İYİ Parti Genel Başkanı Müsavat Dervişoğlu, partisinin grup toplantısında yaptığı konuşmada "Adaletsizlik, kimlik ayırt etmiyor. İmamoğlu da tutuklu, Özdağ da tutuklu. Atalay da tutuklu, Demirtaş ve Kavala da. Haksızlığa karşı çıktıkları için yollara düşen gençlerimiz de tutuklu. İstanbul’a da kayyum var, Hakkâri’ye de kayyum var" ifadelerini kullandı.

İYİ Parti Genel Başkanı Müsavat Dervişoğlu, partisinin Meclis Grup Toplantısında konuştu. Gündeme ilişkin dikkat çeken açıklamalarda bulunan Dervişoğlu, tutuklu siyasetçilere değinerek "Adaletsizlik, kimlik ayırt etmiyor" dedi.

Tutuklu bulunan İBB Başkanı ve Cumhurbaşkanı adayı Ekrem İmamoğlu, Zafer Partisi Genel Başkanı Ümit Özdağ, TİP Milletvekili Can Atalay, eski HDP Eş Genel Başkanı Selahattin Demirtaş ve Gezi tutuklusu Osman Kavala'nın ismini sıralayan Dervişoğlu, "Adaletsizliğe karşı çıkmak için kapımıza dayanmasını bekleyemeyiz. Hakkın ve hukukun her zaman savunucusu olmak zorundayız" ifadelerini kullandı.

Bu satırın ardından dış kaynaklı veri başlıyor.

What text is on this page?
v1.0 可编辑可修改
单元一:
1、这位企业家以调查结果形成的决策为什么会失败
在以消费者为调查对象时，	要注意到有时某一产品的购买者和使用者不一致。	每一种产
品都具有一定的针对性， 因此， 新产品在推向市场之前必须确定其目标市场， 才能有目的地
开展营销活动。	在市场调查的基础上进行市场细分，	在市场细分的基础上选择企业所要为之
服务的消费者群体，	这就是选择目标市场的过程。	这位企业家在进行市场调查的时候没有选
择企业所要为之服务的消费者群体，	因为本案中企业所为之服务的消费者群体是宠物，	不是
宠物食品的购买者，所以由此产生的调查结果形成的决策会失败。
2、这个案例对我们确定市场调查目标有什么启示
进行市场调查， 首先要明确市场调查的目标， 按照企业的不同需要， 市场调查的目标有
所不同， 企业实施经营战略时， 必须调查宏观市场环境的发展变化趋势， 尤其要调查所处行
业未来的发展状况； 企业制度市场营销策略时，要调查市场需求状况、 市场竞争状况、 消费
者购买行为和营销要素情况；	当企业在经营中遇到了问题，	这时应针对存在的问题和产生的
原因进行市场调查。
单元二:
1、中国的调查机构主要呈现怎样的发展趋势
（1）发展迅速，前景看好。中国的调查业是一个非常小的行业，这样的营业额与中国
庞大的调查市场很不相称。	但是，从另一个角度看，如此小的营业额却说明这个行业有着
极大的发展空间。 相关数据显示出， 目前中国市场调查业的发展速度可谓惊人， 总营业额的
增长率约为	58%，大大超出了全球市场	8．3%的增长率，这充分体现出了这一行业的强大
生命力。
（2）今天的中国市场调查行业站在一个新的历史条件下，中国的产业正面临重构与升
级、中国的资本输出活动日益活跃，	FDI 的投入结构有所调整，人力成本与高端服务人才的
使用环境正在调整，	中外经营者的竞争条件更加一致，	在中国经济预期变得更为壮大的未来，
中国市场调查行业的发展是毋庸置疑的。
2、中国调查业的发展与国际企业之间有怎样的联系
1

TBMM'deki haftalık grup toplantısına, dün gece geçirdiği kalp rahatsızlığı sonucu ameliyat olan TBMM Başkanvekili Sırrı Süreyya Önder'e geçmiş olsun dilekleriyle başlayan Dervişoğlu, "Farklı şeyler düşünebiliriz. Birbirimizle konuşup tartışırken münakaşa edebiliriz. Ama bu bizim insani sorumluluklarımızı yerine getirmemizi engellemez" diye konuştu.

REFERANDUMU HATIRLATTI

Dervişoğlu, grup toplantısı konuşmasında şu ifadeleri kullandı:

"Bugün 16 Nisan, Türkiye’yi dibi görünmeyen bataklığa sürükleyen o kara bulutların toplandığı referandumun yıl dönümü. Yoksulluğu yöneten ekonominin, itibarsız diplomasinin, gelmeyen adaletin, geçindirmeyen maaşların yıl dönümü. Bacaları sönen fabrikaların, terk edilen tarlaların, gençlerin yiten umutları, emeklilerin perişanlıklarının yıl dönümü. İşte tüm bunlar o referandumun üzerinden geçen 8 yılın özetidir. Bezirgan saltanatı ve saray sultasının istibdadıyla, cumhuriyet tarihi boyunca alınan uygar mesafe eriyip gitmiştir. Kalkınmış ülkelerle yarışan hedeflerimiz, muz cumhuriyetlerinin karnesine eşitlenmiştir. Daha o zamanlarda, bugünleri öngörüp, ‘Türk milliyetçileri hayır diyor’ diyerek il il, ilçe ilçe, kapı kapı gezdik. Memleketin başına neler geleceğini tek tek anlattık. Tehlikeyi gören Türk milleti ile kavli karar ettik. Hesap edemediğimiz ise; ettikleri yeminleri hiçe sayarak mühürsüz zarfları geçerli sayanların, devlete ve millete değil, iktidara hizmeti görev addetmiş olmalarıdır. Referandumun kirletilip, milli iradenin gaspına cüret edilmesidir. Geldiğimiz noktada ise; Türkiye, son 8 yıldır bu tuzağın bedelini ödemektedir."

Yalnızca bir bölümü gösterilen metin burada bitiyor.